現実はそうではない。経済的な問題が解決不可能な状態にあることが、ムスリム同胞団政権にとって、最大の難点であろう。アラブの春革命の前には、エジプト・ポンドは1ドルに対し5・5ポンド程度であったものが、最近では7ポンドに届き、やがては8ポンドまで下がるだろうと言われているほどだ。
当然のことながら、ムスリム同胞団から出てきた、モルシー大統領に対する支持率は、下がっている。昨年9月の段階では66パーセントあった支持率が、現在では30パーセントにまで下がっているということだ、
経済は悪化し最貧困層は、一日2ドルで生活しているといわれている。そうした状態では子どたちも学校に行かず、識字率も下がっている。他方、政治の世界で活動している人たちは、エアコンの効いた部屋で話し合っており、庶民の生活苦を理解していない。

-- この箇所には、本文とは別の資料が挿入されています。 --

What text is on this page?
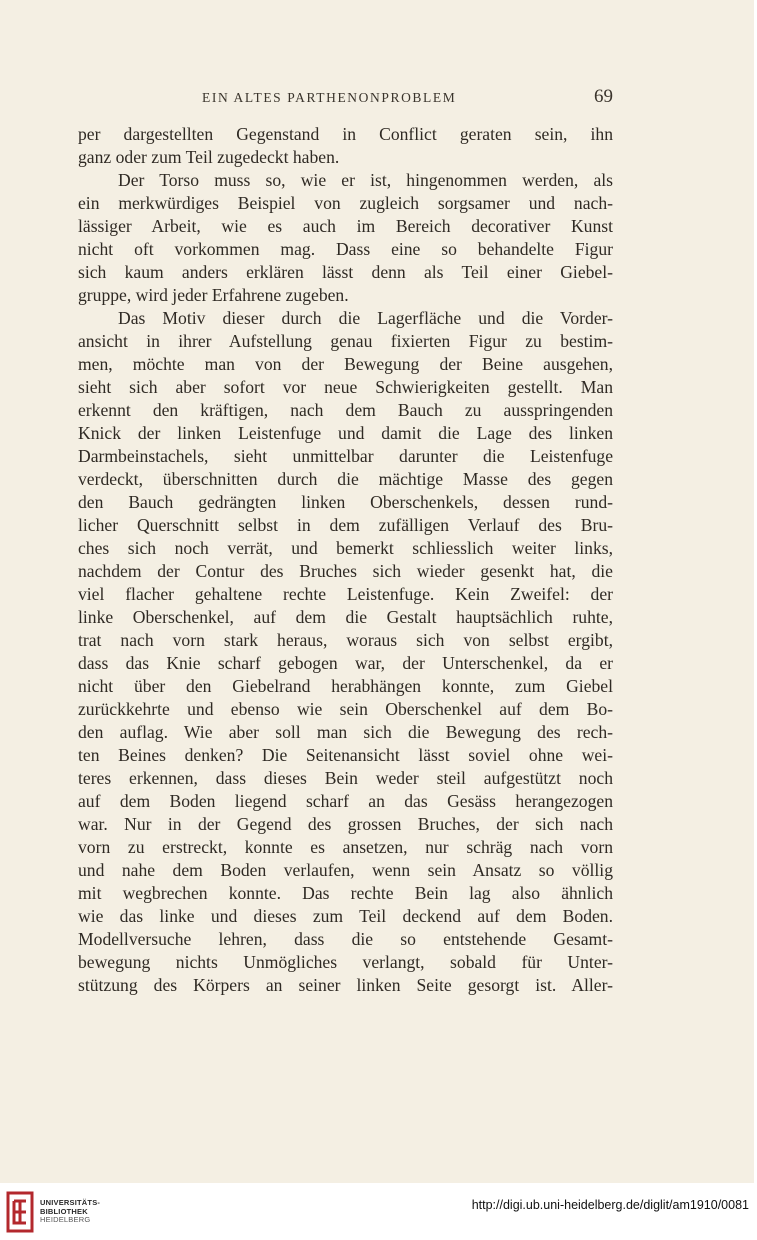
EIN ALTES PARTHENONPROBLEM	69
per dargestellten Gegenstand in Conflict geraten sein, ihn
ganz oder zum Teil zugedeckt haben.
Der Torso muss so, wie er ist, hingenommen werden, als
ein merkwürdiges Beispiel von zugleich sorgsamer und nach-
lässiger Arbeit, wie es auch im Bereich decorativer Kunst
nicht oft vorkommen mag. Dass eine so behandelte Figur
sich kaum anders erklären lässt denn als Teil einer Giebel-
gruppe, wird jeder Erfahrene zugeben.
Das Motiv dieser durch die Lagerfläche und die Vorder-
ansicht in ihrer Aufstellung genau fixierten Figur zu bestim-
men, möchte man von der Bewegung der Beine ausgehen,
sieht sich aber sofort vor neue Schwierigkeiten gestellt. Man
erkennt den kräftigen, nach dem Bauch zu ausspringenden
Knick der linken Leistenfuge und damit die Lage des linken
Darmbeinstachels, sieht unmittelbar darunter die Leistenfuge
verdeckt, überschnitten durch die mächtige Masse des gegen
den Bauch gedrängten linken Oberschenkels, dessen rund-
licher Querschnitt selbst in dem zufälligen Verlauf des Bru-
ches sich noch verrät, und bemerkt schliesslich weiter links,
nachdem der Contur des Bruches sich wieder gesenkt hat, die
viel flacher gehaltene rechte Leistenfuge. Kein Zweifel: der
linke Oberschenkel, auf dem die Gestalt hauptsächlich ruhte,
trat nach vorn stark heraus, woraus sich von selbst ergibt,
dass das Knie scharf gebogen war, der Unterschenkel, da er
nicht über den Giebelrand herabhängen konnte, zum Giebel
zurückkehrte und ebenso wie sein Oberschenkel auf dem Bo-
den auflag. Wie aber soll man sich die Bewegung des rech-
ten Beines denken? Die Seitenansicht lässt soviel ohne wei-
teres erkennen, dass dieses Bein weder steil aufgestützt noch
auf dem Boden liegend scharf an das Gesäss herangezogen
war. Nur in der Gegend des grossen Bruches, der sich nach
vorn zu erstreckt, konnte es ansetzen, nur schräg nach vorn
und nahe dem Boden verlaufen, wenn sein Ansatz so völlig
mit wegbrechen konnte. Das rechte Bein lag also ähnlich
wie das linke und dieses zum Teil deckend auf dem Boden.
Modellversuche lehren, dass die so entstehende Gesamt-
bewegung nichts Unmögliches verlangt, sobald für Unter-
stützung des Körpers an seiner linken Seite gesorgt ist. Aller-
UNIVERSITÄTS-
BIBLIOTHEK
HEIDELBERG
http://digi.ub.uni-heidelberg.de/diglit/am1910/0081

最近のエジプトの気候は異常であり、カイロでも最高気温は40度に近づき、最低気温は22度程度まで下がるということだ。もちろん、エジプト南部のアスワンなどでは、45度を軽く越す、高温に達しているのだ。
エジプト国民の間からは『モルシーがエジプトを壊した』という非難も聞こえてくる。彼らは実際に食料の入手さえも、困難になっているようだ。したがって『ムバーラクの時代のほうがよかった』という庶民も少なくないのだ。
モルシー政権に対する批判と不人気は、その通りであろうが、野党側はどうなのであろうか。ムスリム同胞団政権にとって替われるのだろうか。野党の連合組織である国民救済戦線は、極左から極右までをメンバーにしているが、なかなかエジプトが抱えている問題解決への、具体策は打ち出せないでいる。メンバー自身が『我々は怠け者だからなあ』と語っているとか。
そうした混沌のなかで、サラフィスト組織(イスラム原理主義)の人気が、拡大しているということだ.そのサラフィスト組織の拡大について、ムスリム同胞団も野党も、あまり関心を払っていないようだ。
不満が拡大するエジプト大衆の間では、特異な原理主義が受け入れられるのであろう。『アッラーが導いてくれる』『イスラムはすべての問題の解決策だ』『現状は我々の不信仰が生み出したものであり、アッラーによる懲罰だ』といったものだ。
エジプトのイスラム原理主義のなかで、いま支持を集めているのは、サウジアラビアのワハビー主義だということだ。確かビンラーデンもワハビー主義だったはずだが、今後のエジプトは大丈夫なのだろうか。